Aynı gün bir başka konuya şahit oldum. Dünürümün oğlu çok sevecen cici bir hanım olan Gülşah’la hayatını birleştirmek için nikah masasına oturdu. Bir sevgi odağının bir akitle neticelenmesi, bir başka anlatımla çekirdek bir ailenin kuruluşunun neslin bekaasına yönelik ilk adım olduğuna inanırım. Doğumdan sonraki ilk ciddi merhalenin evlilik olduğu bir gerçektir.

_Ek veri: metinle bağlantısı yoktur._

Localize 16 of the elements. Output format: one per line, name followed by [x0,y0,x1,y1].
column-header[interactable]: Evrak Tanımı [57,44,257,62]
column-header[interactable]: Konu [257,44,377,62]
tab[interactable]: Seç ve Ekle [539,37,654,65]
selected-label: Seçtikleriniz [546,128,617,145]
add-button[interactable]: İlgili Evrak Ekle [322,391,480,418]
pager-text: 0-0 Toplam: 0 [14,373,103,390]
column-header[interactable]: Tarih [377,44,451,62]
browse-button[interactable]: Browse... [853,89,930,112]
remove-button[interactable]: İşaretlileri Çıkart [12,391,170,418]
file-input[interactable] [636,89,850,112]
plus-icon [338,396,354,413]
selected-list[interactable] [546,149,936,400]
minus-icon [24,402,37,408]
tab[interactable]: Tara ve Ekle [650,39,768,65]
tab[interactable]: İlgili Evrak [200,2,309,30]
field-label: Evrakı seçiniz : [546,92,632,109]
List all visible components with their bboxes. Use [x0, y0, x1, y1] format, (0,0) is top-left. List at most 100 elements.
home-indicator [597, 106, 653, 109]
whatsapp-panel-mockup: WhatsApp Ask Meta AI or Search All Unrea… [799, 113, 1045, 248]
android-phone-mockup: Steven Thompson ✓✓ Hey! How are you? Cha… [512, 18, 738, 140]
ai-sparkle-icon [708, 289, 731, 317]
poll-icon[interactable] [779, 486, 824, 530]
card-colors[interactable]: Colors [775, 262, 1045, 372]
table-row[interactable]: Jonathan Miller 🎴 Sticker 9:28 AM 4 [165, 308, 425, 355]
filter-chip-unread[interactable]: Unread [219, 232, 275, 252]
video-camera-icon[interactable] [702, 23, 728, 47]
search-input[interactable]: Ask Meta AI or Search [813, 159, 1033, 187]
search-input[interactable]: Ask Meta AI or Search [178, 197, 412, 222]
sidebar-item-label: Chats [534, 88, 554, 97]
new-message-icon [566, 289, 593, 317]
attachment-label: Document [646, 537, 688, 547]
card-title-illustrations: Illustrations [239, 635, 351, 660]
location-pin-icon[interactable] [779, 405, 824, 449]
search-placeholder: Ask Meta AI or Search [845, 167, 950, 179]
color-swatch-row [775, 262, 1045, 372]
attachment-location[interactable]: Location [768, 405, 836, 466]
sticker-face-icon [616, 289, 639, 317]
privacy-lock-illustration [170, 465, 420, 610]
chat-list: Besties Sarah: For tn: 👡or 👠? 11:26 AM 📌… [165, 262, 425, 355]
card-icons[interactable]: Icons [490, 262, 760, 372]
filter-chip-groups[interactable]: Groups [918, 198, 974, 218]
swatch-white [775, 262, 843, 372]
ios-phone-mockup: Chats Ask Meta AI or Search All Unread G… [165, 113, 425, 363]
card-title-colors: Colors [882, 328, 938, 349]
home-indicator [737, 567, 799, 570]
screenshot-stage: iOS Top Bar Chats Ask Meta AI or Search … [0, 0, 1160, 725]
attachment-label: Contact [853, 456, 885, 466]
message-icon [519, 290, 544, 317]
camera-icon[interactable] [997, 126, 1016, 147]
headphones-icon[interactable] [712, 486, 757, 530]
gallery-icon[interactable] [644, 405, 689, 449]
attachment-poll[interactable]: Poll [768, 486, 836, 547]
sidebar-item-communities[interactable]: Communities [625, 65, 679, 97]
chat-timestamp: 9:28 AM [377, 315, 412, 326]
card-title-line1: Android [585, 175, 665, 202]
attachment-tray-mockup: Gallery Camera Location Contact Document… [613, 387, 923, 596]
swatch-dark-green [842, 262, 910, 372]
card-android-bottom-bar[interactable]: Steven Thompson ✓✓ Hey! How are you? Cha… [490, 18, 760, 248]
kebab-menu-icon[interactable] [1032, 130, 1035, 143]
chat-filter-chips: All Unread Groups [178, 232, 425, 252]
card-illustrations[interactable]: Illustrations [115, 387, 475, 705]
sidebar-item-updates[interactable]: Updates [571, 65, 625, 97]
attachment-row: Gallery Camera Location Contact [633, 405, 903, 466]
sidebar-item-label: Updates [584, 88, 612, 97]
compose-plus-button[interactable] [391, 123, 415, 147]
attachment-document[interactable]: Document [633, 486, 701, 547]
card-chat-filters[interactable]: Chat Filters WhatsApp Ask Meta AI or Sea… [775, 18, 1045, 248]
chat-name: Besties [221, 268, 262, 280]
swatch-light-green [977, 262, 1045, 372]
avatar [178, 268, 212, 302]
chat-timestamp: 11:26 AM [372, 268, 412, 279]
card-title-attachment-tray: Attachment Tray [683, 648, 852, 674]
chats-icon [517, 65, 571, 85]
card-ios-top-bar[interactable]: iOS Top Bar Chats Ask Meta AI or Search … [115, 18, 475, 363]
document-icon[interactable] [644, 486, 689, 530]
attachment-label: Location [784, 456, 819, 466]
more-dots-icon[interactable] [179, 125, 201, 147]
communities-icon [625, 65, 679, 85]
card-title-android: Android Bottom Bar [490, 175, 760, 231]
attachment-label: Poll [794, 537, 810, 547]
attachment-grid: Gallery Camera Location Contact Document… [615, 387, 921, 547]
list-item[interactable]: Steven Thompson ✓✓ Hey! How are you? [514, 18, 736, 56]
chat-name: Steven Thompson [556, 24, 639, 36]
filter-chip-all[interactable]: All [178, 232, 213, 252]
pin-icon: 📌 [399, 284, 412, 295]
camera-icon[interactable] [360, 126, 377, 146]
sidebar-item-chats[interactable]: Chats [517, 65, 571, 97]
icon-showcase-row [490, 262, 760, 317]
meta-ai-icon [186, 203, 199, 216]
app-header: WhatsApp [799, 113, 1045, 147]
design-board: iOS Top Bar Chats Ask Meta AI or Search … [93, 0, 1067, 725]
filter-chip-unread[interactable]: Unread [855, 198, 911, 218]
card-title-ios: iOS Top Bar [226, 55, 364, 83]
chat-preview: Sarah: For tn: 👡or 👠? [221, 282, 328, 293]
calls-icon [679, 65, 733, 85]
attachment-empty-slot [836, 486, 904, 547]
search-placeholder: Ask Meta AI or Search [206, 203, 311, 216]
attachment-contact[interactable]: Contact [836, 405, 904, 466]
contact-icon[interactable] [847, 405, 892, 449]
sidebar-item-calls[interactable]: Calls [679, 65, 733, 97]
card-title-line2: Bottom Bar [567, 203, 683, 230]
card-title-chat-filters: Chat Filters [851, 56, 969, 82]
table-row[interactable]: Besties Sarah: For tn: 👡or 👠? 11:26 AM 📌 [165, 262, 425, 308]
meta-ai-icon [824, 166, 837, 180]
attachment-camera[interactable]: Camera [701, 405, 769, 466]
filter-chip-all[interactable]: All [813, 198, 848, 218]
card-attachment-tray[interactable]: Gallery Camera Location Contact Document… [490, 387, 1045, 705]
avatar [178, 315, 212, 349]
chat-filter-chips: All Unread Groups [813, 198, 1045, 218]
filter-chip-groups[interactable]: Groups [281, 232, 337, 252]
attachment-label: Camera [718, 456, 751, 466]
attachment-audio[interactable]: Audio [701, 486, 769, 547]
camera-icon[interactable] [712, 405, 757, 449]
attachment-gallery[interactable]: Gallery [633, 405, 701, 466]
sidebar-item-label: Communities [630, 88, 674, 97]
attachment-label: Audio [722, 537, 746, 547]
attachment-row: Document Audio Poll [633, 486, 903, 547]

Hayatın başlangıcı olan doğumdan sonra yaşamın sonu olan ebediyete göç etme arasında kalan bölüm hayatın gerçek yüzüdür. Bunun dışında oluşanlar hakkında bilinmeyen bir çok denklem olduğundan, bence esas hayat burada yaşanan bölümde olsa gerek. Hani derler ya ‘’ Bir günde üç mevsim yaşadım ‘’ geçtiğimiz hafta aynen onun gibi bir günüm geçti.
Bir çoğumuz mezarlığa kaybettiklerimizi anmak için gideriz ve dua ederiz. Kimi zaman dua ederken ezberimizde kalan bazı ayetleri okur duayı tamamlarız. Fakat yaptığımız duada ellerimizi açarak mırıldandığımız sözleri arapça olarak söylediğimiz için, cümlelerde neyi ifade ettiğimizi büyük bir çoğunluğumuzun bildiğine inanmamaktayım. Sanki Tanrı yanlız arapça bilmekte, başka bir lisanla dua edersek, belki bir tercüme hatası olabileceğini düşünerek mi böyle davranmaktayız, bunu bilmemekteyim.
Mezarlık ziyaretinde burada bulunan ilginç mezar taşları gözümüze ilişir. Bir başka edebiyat yatar bu müstesna yerde. Bir çok mezar taşında mefta için güzel sözler yazılır, kimi yerde bir şiir süsler bu mezar taşını. Bazı mezar taşlarında ayet yazılır, bazıları ise geride bıraktığı yakınlarının ne kadar üzüldüklerinden bahseder. Kartal Mezarlığında bir mezar taşı vardır hatırladığım, beyaz mermer taşın üzerinde bir şiir yazılıdır. Bu şiirin yazılmasını, mezarın içinde yatan değerli Neyzen, ölmeden evvel vasiyet eder.
28 Ocak 1953 tarihinde aramızdan ayrılan Neyzen Tevfik’in mezarında şu dörtlük yazılıdır:
Sen Surete Bakmakla Hüküm Verme Sakın
Gel Sireti Gör Hakkı Temaşa Ediyor
Hep Neyzeni Sarhoş Görüyorsan Ne Çıkar
Meyhanede Bak Kabeyi İnşaa Ediyor
Diye bir sözüm geldi söyledim, kaybettiklerimizi anarken.